Artikel 11 Benoeming, ontslag en verantwoording concerndirectieleden

  • 1.

    De gemeentesecretaris wordt benoemd, geschorst en ontslagen door het college.

  • 2.

    De gemeentesecretaris wordt bij afwezigheid vervangen door een concerndirecteur, een opgavemanager, gebiedsmanager of clustermanager, ten behoeve waarvan het college de volgorde bij besluit vaststelt;

  • 3.

    Bij de selectie van de gemeentesecretaris/algemeen directeur wordt een vertegenwoordiging van het college, de concerndirectie en het medezeggenschapsorgaan betrokken.

  • 4.

    Een concerndirecteur wordt, op voordracht van de gemeentesecretaris, benoemd, geschorst en ontslagen door het college.

  • 5.

    Bij de selectie van een concerndirecteur wordt de gemeentesecretaris, alsmede een vertegenwoordiging van het college, de concerndirectie en van het medezeggenschapsorgaan betrokken.

  • 6.

    Een concerndirecteur wordt bij afwezigheid in onderling overleg vervangen door één van de andere concerndirecteuren.

  • 7.

    De gemeentesecretaris legt rechtstreeks verantwoording af aan het college.

  • 8.

    Een concerndirecteur legt rechtstreeks verantwoording af aan de gemeentesecretaris.

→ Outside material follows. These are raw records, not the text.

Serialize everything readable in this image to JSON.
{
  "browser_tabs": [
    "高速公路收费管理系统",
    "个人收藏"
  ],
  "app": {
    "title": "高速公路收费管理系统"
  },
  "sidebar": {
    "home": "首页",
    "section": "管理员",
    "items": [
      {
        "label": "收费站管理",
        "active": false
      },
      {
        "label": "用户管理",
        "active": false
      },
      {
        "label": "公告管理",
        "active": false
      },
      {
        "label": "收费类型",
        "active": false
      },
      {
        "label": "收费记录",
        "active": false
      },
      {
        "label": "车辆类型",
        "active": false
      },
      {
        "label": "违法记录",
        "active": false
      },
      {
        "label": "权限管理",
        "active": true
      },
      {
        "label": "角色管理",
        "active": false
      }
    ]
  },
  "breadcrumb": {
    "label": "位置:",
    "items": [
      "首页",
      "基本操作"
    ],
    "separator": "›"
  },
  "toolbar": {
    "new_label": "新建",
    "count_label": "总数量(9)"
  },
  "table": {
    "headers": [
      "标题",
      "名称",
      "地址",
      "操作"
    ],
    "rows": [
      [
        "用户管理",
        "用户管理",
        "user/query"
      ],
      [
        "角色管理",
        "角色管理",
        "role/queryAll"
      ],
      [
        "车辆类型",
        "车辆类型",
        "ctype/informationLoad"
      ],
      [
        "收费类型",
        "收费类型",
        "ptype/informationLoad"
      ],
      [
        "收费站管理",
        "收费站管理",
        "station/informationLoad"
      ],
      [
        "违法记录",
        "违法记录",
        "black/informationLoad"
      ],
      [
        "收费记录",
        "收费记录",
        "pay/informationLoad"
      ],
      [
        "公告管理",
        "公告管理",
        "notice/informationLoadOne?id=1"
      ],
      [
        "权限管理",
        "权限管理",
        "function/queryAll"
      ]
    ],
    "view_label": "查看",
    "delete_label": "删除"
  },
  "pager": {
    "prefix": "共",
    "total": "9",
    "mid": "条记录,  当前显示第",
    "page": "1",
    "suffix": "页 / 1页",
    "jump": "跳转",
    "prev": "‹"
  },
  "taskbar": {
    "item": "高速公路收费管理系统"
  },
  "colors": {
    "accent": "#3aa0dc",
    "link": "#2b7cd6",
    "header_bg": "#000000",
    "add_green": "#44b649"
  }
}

Artikel 12 Vergaderingen van de concerndirectie

  • 1.

    De concerndirectie vergadert periodiek over alle zaken die de concerndirectie aangaan.

  • 2.

    Indien in de directie geen overeenstemming wordt bereikt is de stem van de gemeentesecretaris beslissend.

Hoofdstuk 4 De Gemeentesecretaris

Artikel 13 Hoofdtaken gemeentesecretaris

  • 1.

    De hoofdtaken van de gemeentesecretaris zijn:

    • a.

      algemeen adviseur van het college en de burgemeester;

    • b.

      algemeen directeur;

    • c.

      bestuurder in de zin van de Wet op de ondernemingsraden.

Artikel 14 De gemeentesecretaris als adviseur van het college en burgemeester

  • 1.

    De gemeentesecretaris is verantwoordelijk voor:

    • a.

      een doelmatige en effectieve ondersteuning van, en informatievoorziening en advisering aan het college en de burgemeester, teneinde een goede vervulling van hun taken mogelijk te maken;

    • b.

      onverminderd de verantwoordelijkheden van de burgemeester, een goede voorbereiding en orde van de vergadering van het college;

    • c.

      de administratie en verslaglegging van collegevergaderingen en het bevorderen van een goed functioneren van het college

    • d.

      het vastleggen van collegebesluiten in een besluitenlijst en het erop toezien dat collegebesluiten tijdig en correct worden uitgevoerd;

    • e.

      procedurele afstemming met de griffie.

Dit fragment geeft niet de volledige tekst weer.